いよいよ来週、2019年10月から「幼児教育・保育の無償化」が実施されます。

東京新聞(中日新聞)では全面的に保育料を無償化した大阪府守口市、そして職場環境を改善して保育士を採用したなごころ保育園(愛知県大府市)の事例を取り上げています。

全面的に保育料を無償化した大阪府守口市

<幼保無償化の行方>(上) 独自で実施、大阪府守口市

 10月から幼稚園や保育所などの利用料が無料になる。消費税の増収分を活用する国の政策で、子育て世帯の負担軽減が期待される一方、保育施設に入りたくても入れない待機児童問題や、保育士不足が悪化する懸念もある。無償化で保育所や幼稚園はどう変わり、保護者が安心して預けられるようにするにはどうしたらいいのか。模索する現場を訪ねた。

◆受け皿拡充、転入者が増加

 木のぬくもりに包まれた保育室。「おはようございます」と園児たちの元気なあいさつが響く。大阪府守口市中心部のマンション1階にある小規模の認可保育所「Fineひまわり保育園」。市内の社会福祉法人が昨年4月に開設し、ゼロ~2歳の21人が通う。利用料は皆、無料だ。

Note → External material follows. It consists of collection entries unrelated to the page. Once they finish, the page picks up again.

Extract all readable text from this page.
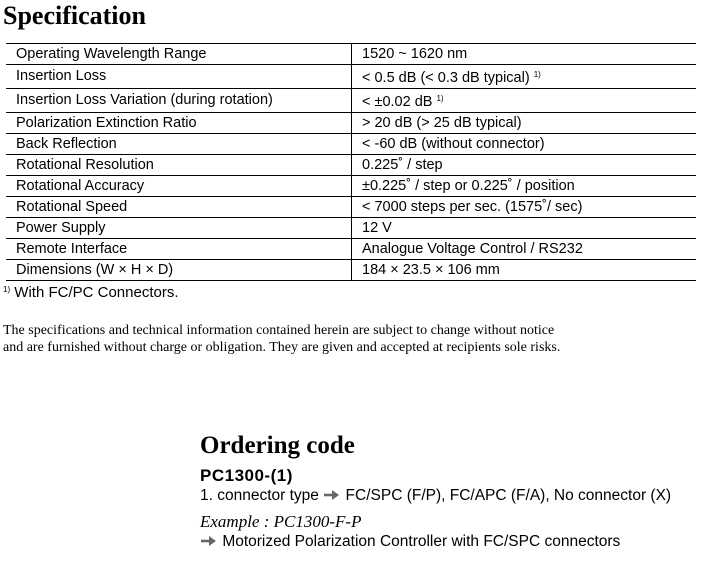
Specification
Operating Wavelength Range	1520 ~ 1620 nm
Insertion Loss	< 0.5 dB (< 0.3 dB typical) $^{1)}$
Insertion Loss Variation (during rotation)	< ±0.02 dB $^{1)}$
Polarization Extinction Ratio	> 20 dB (> 25 dB typical)
Back Reflection	< -60 dB (without connector)
Rotational Resolution	0.225˚ / step
Rotational Accuracy	±0.225˚ / step or 0.225˚ / position
Rotational Speed	< 7000 steps per sec. (1575˚/ sec)
Power Supply	12 V
Remote Interface	Analogue Voltage Control / RS232
Dimensions (W × H × D)	184 × 23.5 × 106 mm
$^{1)}$ With FC/PC Connectors.
The specifications and technical information contained herein are subject to change without notice
and are furnished without charge or obligation. They are given and accepted at recipients sole risks.
Ordering code
PC1300-(1)
1. connector type FC/SPC (F/P), FC/APC (F/A), No connector (X)
Example : PC1300-F-P
Motorized Polarization Controller with FC/SPC connectors
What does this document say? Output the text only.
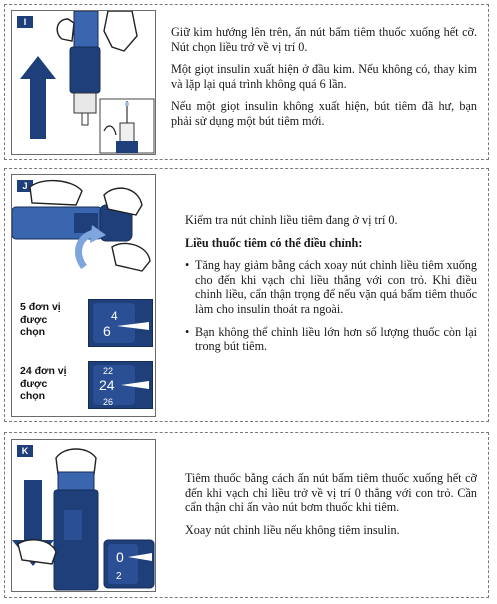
I

Giữ kim hướng lên trên, ấn nút bấm tiêm thuốc xuống hết cỡ. Nút chọn liều trở về vị trí 0.

Một giọt insulin xuất hiện ở đầu kim. Nếu không có, thay kim và lặp lại quá trình không quá 6 lần.

Nếu một giọt insulin không xuất hiện, bút tiêm đã hư, bạn phải sử dụng một bút tiêm mới.

J
5 đơn vị
được
chọn
4
6
24 đơn vị
được
chọn
22
24
26

Kiểm tra nút chỉnh liều tiêm đang ở vị trí 0.

Liều thuốc tiêm có thể điều chỉnh:

• Tăng hay giảm bằng cách xoay nút chỉnh liều tiêm xuống cho đến khi vạch chỉ liều thẳng với con trỏ. Khi điều chỉnh liều, cẩn thận trọng để nếu vặn quá bấm tiêm thuốc làm cho insulin thoát ra ngoài.
• Bạn không thể chỉnh liều lớn hơn số lượng thuốc còn lại trong bút tiêm.
K
0
2

Tiêm thuốc bằng cách ấn nút bấm tiêm thuốc xuống hết cỡ đến khi vạch chỉ liều trở về vị trí 0 thẳng với con trỏ. Cần cẩn thận chỉ ấn vào nút bơm thuốc khi tiêm.

Xoay nút chỉnh liều nếu không tiêm insulin.
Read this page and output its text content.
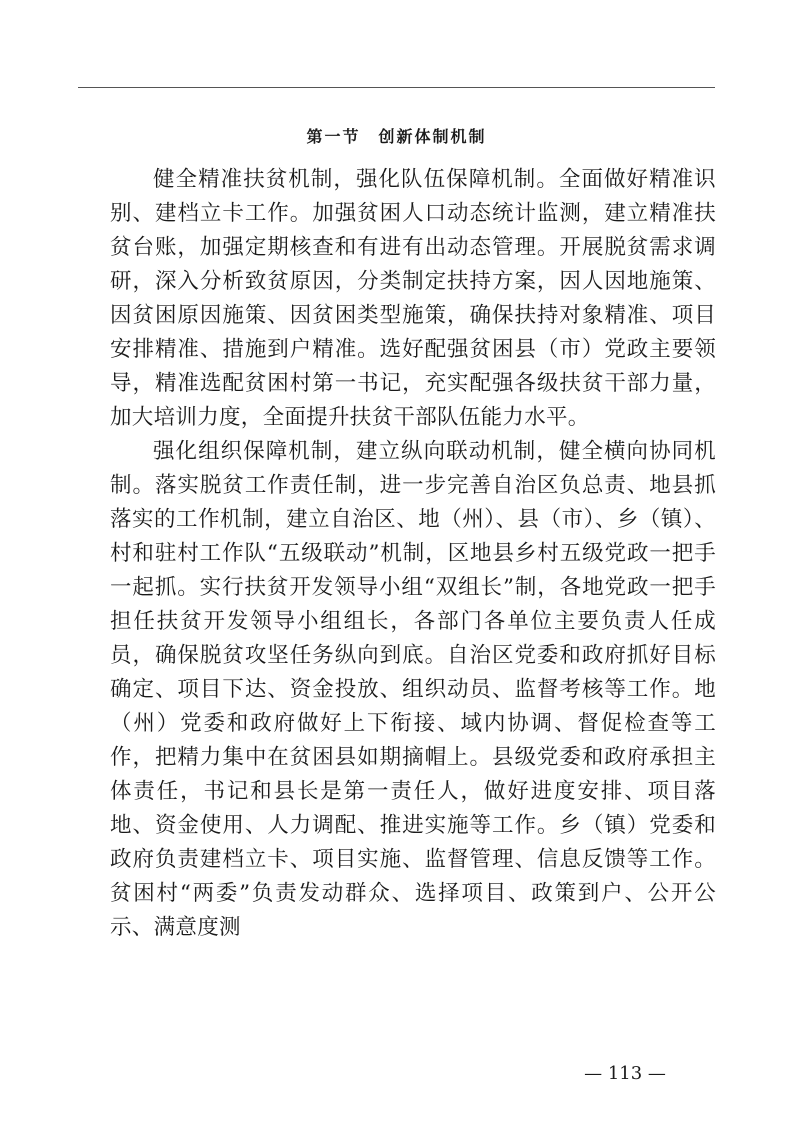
第一节　创新体制机制

健全精准扶贫机制，强化队伍保障机制。全面做好精准识别、建档立卡工作。加强贫困人口动态统计监测，建立精准扶贫台账，加强定期核查和有进有出动态管理。开展脱贫需求调研，深入分析致贫原因，分类制定扶持方案，因人因地施策、因贫困原因施策、因贫困类型施策，确保扶持对象精准、项目安排精准、措施到户精准。选好配强贫困县（市）党政主要领导，精准选配贫困村第一书记，充实配强各级扶贫干部力量，加大培训力度，全面提升扶贫干部队伍能力水平。

强化组织保障机制，建立纵向联动机制，健全横向协同机制。落实脱贫工作责任制，进一步完善自治区负总责、地县抓落实的工作机制，建立自治区、地（州）、县（市）、乡（镇）、村和驻村工作队“五级联动”机制，区地县乡村五级党政一把手一起抓。实行扶贫开发领导小组“双组长”制，各地党政一把手担任扶贫开发领导小组组长，各部门各单位主要负责人任成员，确保脱贫攻坚任务纵向到底。自治区党委和政府抓好目标确定、项目下达、资金投放、组织动员、监督考核等工作。地（州）党委和政府做好上下衔接、域内协调、督促检查等工作，把精力集中在贫困县如期摘帽上。县级党委和政府承担主体责任，书记和县长是第一责任人，做好进度安排、项目落地、资金使用、人力调配、推进实施等工作。乡（镇）党委和政府负责建档立卡、项目实施、监督管理、信息反馈等工作。贫困村“两委”负责发动群众、选择项目、政策到户、公开公示、满意度测

— 113 —
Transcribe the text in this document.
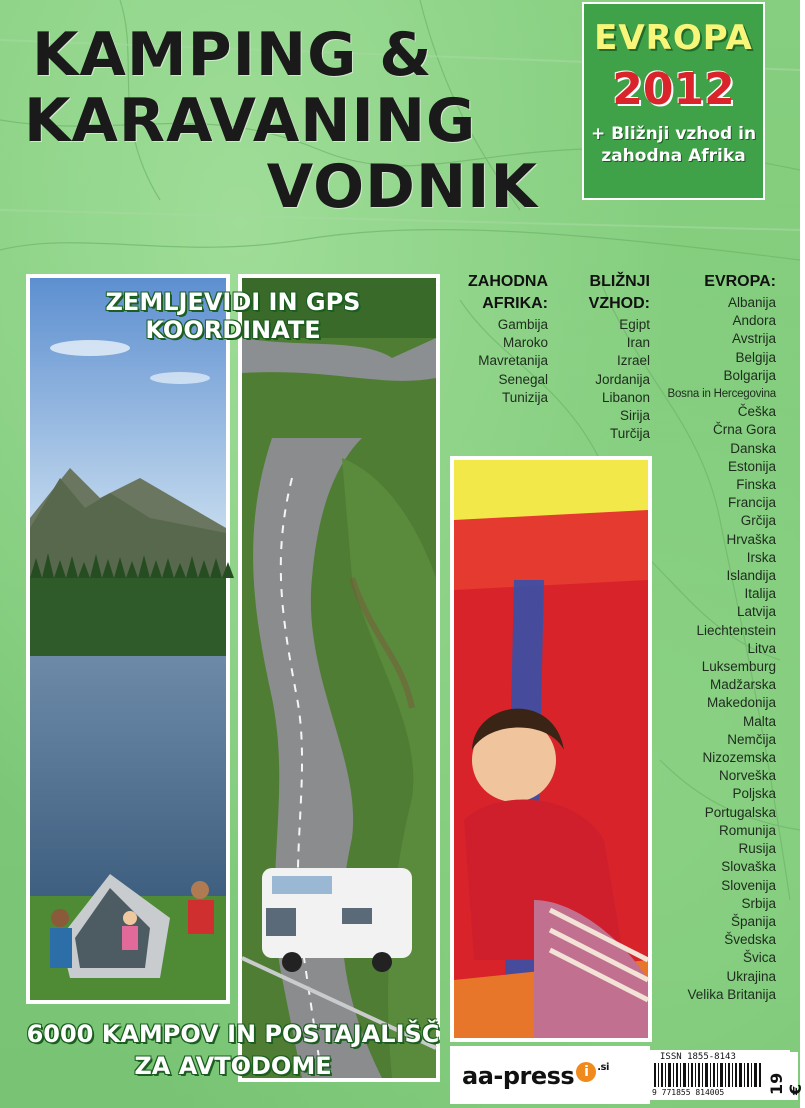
KAMPING &
KARAVANING
VODNIK
EVROPA
2012
+ Bližnji vzhod in
zahodna Afrika

ZEMLJEVIDI IN GPS KOORDINATE

6000 KAMPOV IN POSTAJALIŠČ
ZA AVTODOME
ZAHODNA
AFRIKA:
Gambija
Maroko
Mavretanija
Senegal
Tunizija
BLIŽNJI
VZHOD:
Egipt
Iran
Izrael
Jordanija
Libanon
Sirija
Turčija
EVROPA:
Albanija
Andora
Avstrija
Belgija
Bolgarija
Bosna in Hercegovina
Češka
Črna Gora
Danska
Estonija
Finska
Francija
Grčija
Hrvaška
Irska
Islandija
Italija
Latvija
Liechtenstein
Litva
Luksemburg
Madžarska
Makedonija
Malta
Nemčija
Nizozemska
Norveška
Poljska
Portugalska
Romunija
Rusija
Slovaška
Slovenija
Srbija
Španija
Švedska
Švica
Ukrajina
Velika Britanija
aa-press i $^{.si}$
ISSN 1855-8143
9 771855 814005	19 €
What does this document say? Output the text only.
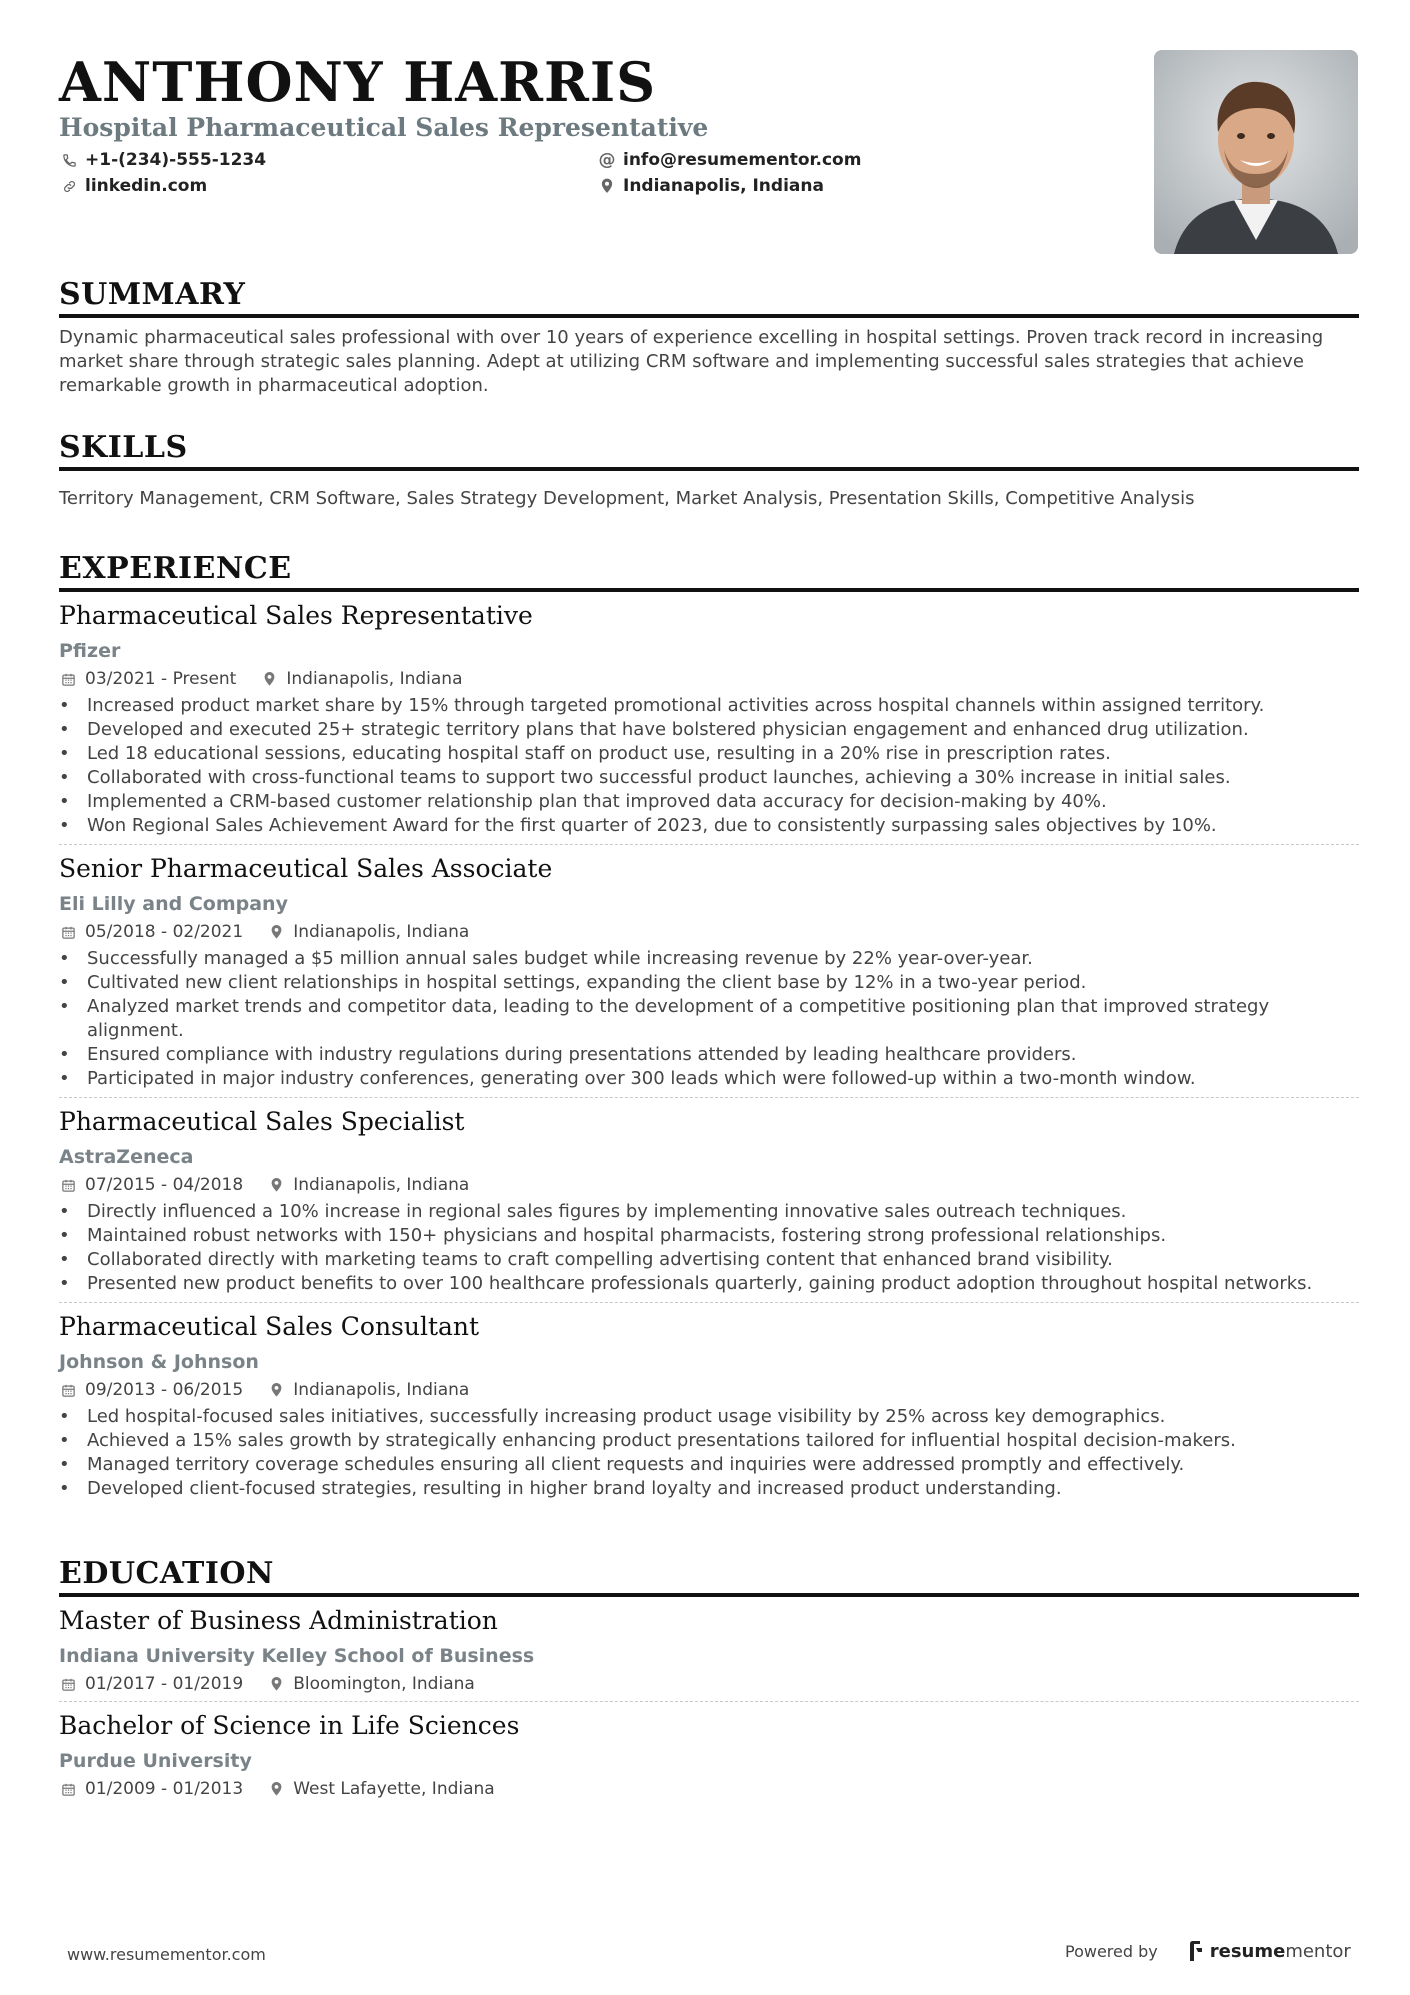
ANTHONY HARRIS
Hospital Pharmaceutical Sales Representative
+1-(234)-555-1234	@ info@resumementor.com
linkedin.com	Indianapolis, Indiana
SUMMARY
Dynamic pharmaceutical sales professional with over 10 years of experience excelling in hospital settings. Proven track record in increasing market share through strategic sales planning. Adept at utilizing CRM software and implementing successful sales strategies that achieve remarkable growth in pharmaceutical adoption.
SKILLS
Territory Management, CRM Software, Sales Strategy Development, Market Analysis, Presentation Skills, Competitive Analysis
EXPERIENCE
Pharmaceutical Sales Representative
Pfizer
03/2021 - Present	Indianapolis, Indiana
• Increased product market share by 15% through targeted promotional activities across hospital channels within assigned territory.
• Developed and executed 25+ strategic territory plans that have bolstered physician engagement and enhanced drug utilization.
• Led 18 educational sessions, educating hospital staff on product use, resulting in a 20% rise in prescription rates.
• Collaborated with cross-functional teams to support two successful product launches, achieving a 30% increase in initial sales.
• Implemented a CRM-based customer relationship plan that improved data accuracy for decision-making by 40%.
• Won Regional Sales Achievement Award for the first quarter of 2023, due to consistently surpassing sales objectives by 10%.
Senior Pharmaceutical Sales Associate
Eli Lilly and Company
05/2018 - 02/2021	Indianapolis, Indiana
• Successfully managed a $5 million annual sales budget while increasing revenue by 22% year-over-year.
• Cultivated new client relationships in hospital settings, expanding the client base by 12% in a two-year period.
• Analyzed market trends and competitor data, leading to the development of a competitive positioning plan that improved strategy alignment.
• Ensured compliance with industry regulations during presentations attended by leading healthcare providers.
• Participated in major industry conferences, generating over 300 leads which were followed-up within a two-month window.
Pharmaceutical Sales Specialist
AstraZeneca
07/2015 - 04/2018	Indianapolis, Indiana
• Directly influenced a 10% increase in regional sales figures by implementing innovative sales outreach techniques.
• Maintained robust networks with 150+ physicians and hospital pharmacists, fostering strong professional relationships.
• Collaborated directly with marketing teams to craft compelling advertising content that enhanced brand visibility.
• Presented new product benefits to over 100 healthcare professionals quarterly, gaining product adoption throughout hospital networks.
Pharmaceutical Sales Consultant
Johnson & Johnson
09/2013 - 06/2015	Indianapolis, Indiana
• Led hospital-focused sales initiatives, successfully increasing product usage visibility by 25% across key demographics.
• Achieved a 15% sales growth by strategically enhancing product presentations tailored for influential hospital decision-makers.
• Managed territory coverage schedules ensuring all client requests and inquiries were addressed promptly and effectively.
• Developed client-focused strategies, resulting in higher brand loyalty and increased product understanding.
EDUCATION
Master of Business Administration
Indiana University Kelley School of Business
01/2017 - 01/2019	Bloomington, Indiana
Bachelor of Science in Life Sciences
Purdue University
01/2009 - 01/2013	West Lafayette, Indiana
www.resumementor.com	Powered by	resume mentor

 「保育料分を子どもの教育費として貯蓄したい」。4月から娘を預けるパートの内山田香さん(32)は笑顔を見せる。専業主婦だったが、保育園が無料なことにも背中を押され、働くことに。2歳の息子を通わせる町田美奈さん(31)は「駅が近く、勤務先にも行きやすい」。

 保護者の収入などで決まる認可保育所の保育料は一人当たり全国平均3万7000円。子育て世帯の負担は小さくない。大阪市に隣接する守口市は人口減少が進む中、子育て世代を呼び込もうと2017年に、独自に幼保無償化に踏み切った。

 対象は市内のゼロ~5歳児。世帯の所得に関係なく、市外も含め市民が預ける認可の保育所や幼稚園、認定こども園の利用料を市が負担している。

 年間の予算は6億7000万円ほど。財源は公立の保育園と幼稚園の再編で捻出した。16園から半分に減らし、残った8園のうち5園を民間に移管。職員数や施設の維持管理費を削減した。

 一方で、受け皿づくりも進めた。希望者が増えることを見据え、幼稚園を保育機能のある認定こども園に。無償化を呼び水に、民間事業者に小規模保育所の新設を呼び掛けた結果、17年から3年間で市内に新たに16施設ができた。受け入れ枠は、無償化前より279人増えた。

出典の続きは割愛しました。